Monday 10 June 2013

Stand for Bidet

So, she’s a bit bright, then? No. No, she’s not bright, she’s gifted.

Gifted? Gifted.

What, as in really very bright? No, not ‘bright’…

Is she a genius? Well, that rather depends what you mean by ‘genius’. She hasn’t quite discovered the grand unified theory just yet.

She’s only 8, I guess. Give her time. Is her IQ higher than Einstein’s? What? I’ve no idea, don’t think so. 149 on the Stanford-Binet, if you must know.

Stand for Bidet? I’d rather sit to do that, if it’s all the same. No, Stanford-Binet. It’s a type of IQ test. Others include the Cattell IIIb, the Otis-Lennon, the Miller Analogies and the Wechsler. You have to be a little careful just saying that someone has an IQ of ‘x’, because the different tests measure it in different ways. So, for example, an IQ of 149 on the Stanford-Binet is the equivalent of 146 on Wechsler and 172 on Cattell IIIb.

That’s confusing. Yes it is.

Surely there’s a better way to doing it? Well, there might be. Most of the tests will measure where someone fits on a percentile chart.

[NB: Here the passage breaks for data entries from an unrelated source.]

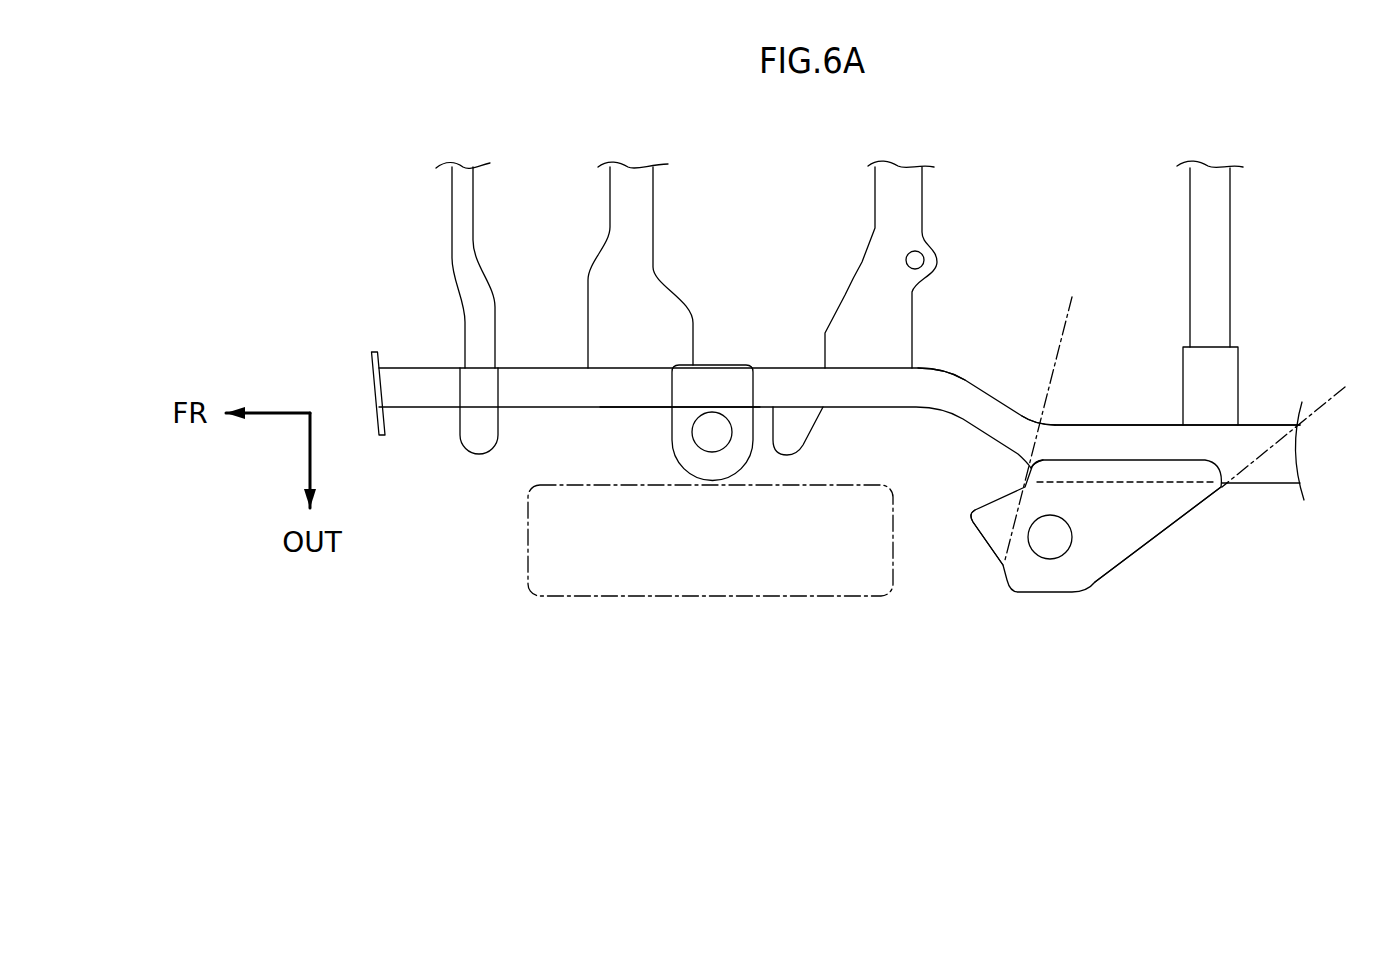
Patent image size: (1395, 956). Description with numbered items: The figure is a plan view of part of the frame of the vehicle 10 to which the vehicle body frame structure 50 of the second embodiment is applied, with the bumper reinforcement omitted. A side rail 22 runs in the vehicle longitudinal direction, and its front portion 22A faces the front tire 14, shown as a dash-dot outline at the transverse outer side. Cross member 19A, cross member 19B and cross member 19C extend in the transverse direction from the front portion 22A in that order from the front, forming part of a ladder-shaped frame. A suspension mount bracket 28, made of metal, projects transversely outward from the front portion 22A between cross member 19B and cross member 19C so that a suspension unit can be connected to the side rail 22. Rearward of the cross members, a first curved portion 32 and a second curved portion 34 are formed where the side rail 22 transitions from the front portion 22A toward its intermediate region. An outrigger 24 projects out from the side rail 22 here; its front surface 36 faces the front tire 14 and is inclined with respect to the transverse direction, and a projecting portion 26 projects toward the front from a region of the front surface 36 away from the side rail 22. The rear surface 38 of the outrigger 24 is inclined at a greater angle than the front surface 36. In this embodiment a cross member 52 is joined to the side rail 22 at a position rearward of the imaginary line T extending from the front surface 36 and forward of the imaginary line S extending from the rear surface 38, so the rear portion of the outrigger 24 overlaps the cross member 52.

The vehicle 10 is at (1276, 533).
The front tire 14 is at (527, 553).
The cross member 19A is at (475, 200).
The cross member 19B is at (655, 200).
The cross member 19C is at (924, 200).
The side rail 22 is at (532, 412).
The front portion 22A is at (568, 409).
The outrigger 24 is at (1123, 566).
The projecting portion 26 is at (987, 550).
The suspension mount bracket 28 is at (675, 441).
The first curved portion 32 is at (950, 368).
The second curved portion 34 is at (1034, 417).
The front surface 36 is at (1022, 480).
The rear surface 38 is at (1172, 522).
The vehicle body frame structure 50 is at (1156, 561).
The cross member 52 is at (1232, 222).
The imaginary line T is at (1065, 330).
The imaginary line S is at (1333, 398).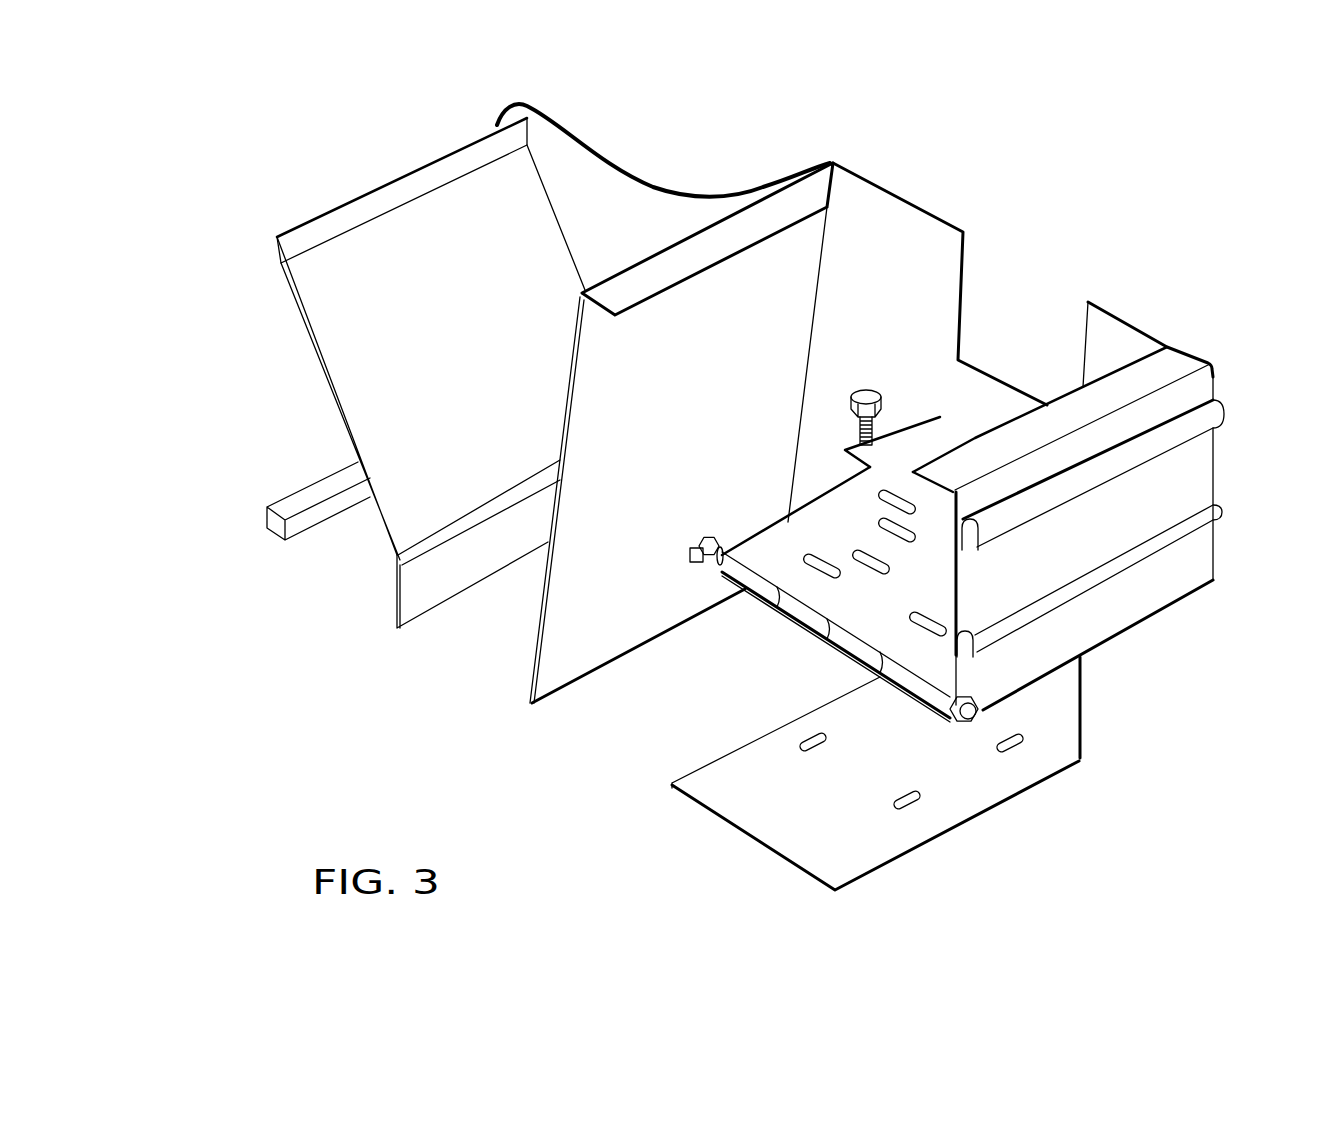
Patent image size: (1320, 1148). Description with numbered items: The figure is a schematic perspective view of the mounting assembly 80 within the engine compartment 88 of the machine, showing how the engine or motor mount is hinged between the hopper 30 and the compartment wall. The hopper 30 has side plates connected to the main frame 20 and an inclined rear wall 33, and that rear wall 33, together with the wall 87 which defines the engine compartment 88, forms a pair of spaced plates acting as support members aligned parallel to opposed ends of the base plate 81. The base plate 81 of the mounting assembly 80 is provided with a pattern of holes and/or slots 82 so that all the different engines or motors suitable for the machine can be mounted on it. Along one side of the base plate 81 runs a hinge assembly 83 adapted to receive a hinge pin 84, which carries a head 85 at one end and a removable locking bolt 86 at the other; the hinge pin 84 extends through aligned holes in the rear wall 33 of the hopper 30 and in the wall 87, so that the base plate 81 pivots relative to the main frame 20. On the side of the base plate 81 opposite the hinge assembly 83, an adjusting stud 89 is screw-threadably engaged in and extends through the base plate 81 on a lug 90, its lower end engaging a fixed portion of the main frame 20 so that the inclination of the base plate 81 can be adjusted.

So, for example, an IQ score of 149 on the Stanford-Binet will put you in the top 99.89% of the population. Put another way, if you were to walk into a room with 911 other people in it, chances are you’d be the most intelligent one there.

So she is quite bright then? For the sake of all that’s Holy….

Alright, alright, keep your wig on. So why are we even having this conversation? I thought you’d never ask. Channel 4 is about to screen a documentary called ‘Child Genius’.

That doesn’t sound at all controversial. In fact it’s already raised hackles, but not necessarily from where’d you’d expect. It’s the parents of other gifted children (or children with a ‘high learning potential’ as leading charity Potential Plus UK would prefer you to refer to them) who have raised the biggest fuss, on the basis that the documentary isn’t going to do much to help them.

Do they need help? Well, raising a child with high learning potential isn’t the easiest thing in the world.

Get the children to do it. Oh, very droll.

What’s so difficult about it then? Well, imagine you have a child with an IQ of 149. Imagine that as the child moves through its early milestones, walking, talking, reading, it does them all much, much earlier than its little friends. You’re very proud of that fact so you start to tell your friends and to your horror you find that your friends don’t seem to be particularly happy for you. So you stop telling them, and they stop asking, and quite soon you find that they stop wanting to spend any time with you, or to let their children spend any time with yours.

That’s a bit sad. Yes it is. It’s not everyone of course, but when some friends react that way it comes as a bit of a shock. And imagine that, as the child starts going through school, she really doesn’t do as well as you think she could. So you start looking into why, and you discover that she’s bored because the school want her to do what all the other little boys and girls are doing. So you think you’ll speak to the school, they know what they’re doing, they’ll help, but then you find out that the school don’t want to know. They have lots of other children to teach, and a certain way they need to teach them, and if that doesn’t work on your child, well… she’s clever, she’ll deal with it.

I thought schools had gifted and talented policies, and stuff like that? They did have, once upon a time, but money is tight.

Ah. Quite. Funding for teaching more able children got pulled a while ago, and now it’s up to schools to do what they can in any way they decide. Most don’t bother, and those that do don’t tend to have the experience or the training to do it properly. And let’s not talk about behavioural issues.

OK. I mean, imagine having a really, really clever little girl…

I thought we weren’t going to talk about… who gets easily frustrated, and bored, and who can’t always understand why other people do the things they do, and has trouble empathising. A little girl who finds it very hard to sit still, who has very little patience. Who won’t do something just because she’s told to, but has to be told why she’s being asked to do it.

That must make her popular at school. ‘Challenging,’ according to her teachers. And it doesn’t make it easy for her to make too many friends, either.

So, to recap. She’s really clever, but you end up losing most of your friends and fighting with schools, while she has the patience of a coked-up Tony Montana, says inappropriate things and has empathy issues? Erm…, well, yes. I suppose.

Sounds fun. So why is the documentary not going to help? Reinforces stereotypes. The problem has really always been the perception of others. Genius? Clever child? You must be a pushy parent who hothouses her. You’re a Tiger Parent. She must be a precocious little madam.

I assume none of those is true, then? No, they’re not. How very dare you.

Sorry. All we’ve ever wanted – and for that matter, all most parents of gifted children want – is to ensure that she gets an education that will interest her and prepare her for whatever life it is she wants to lead. Allowing her to spending 14 years getting bored at school doesn’t strike me as fulfilling our parental duties. And for what it’s worth, just so we get this one out of the way, I couldn’t personally give two hoots whether she becomes a particle physicist, artist or McDonald’s chip fryer, so long as she’s happy doing it.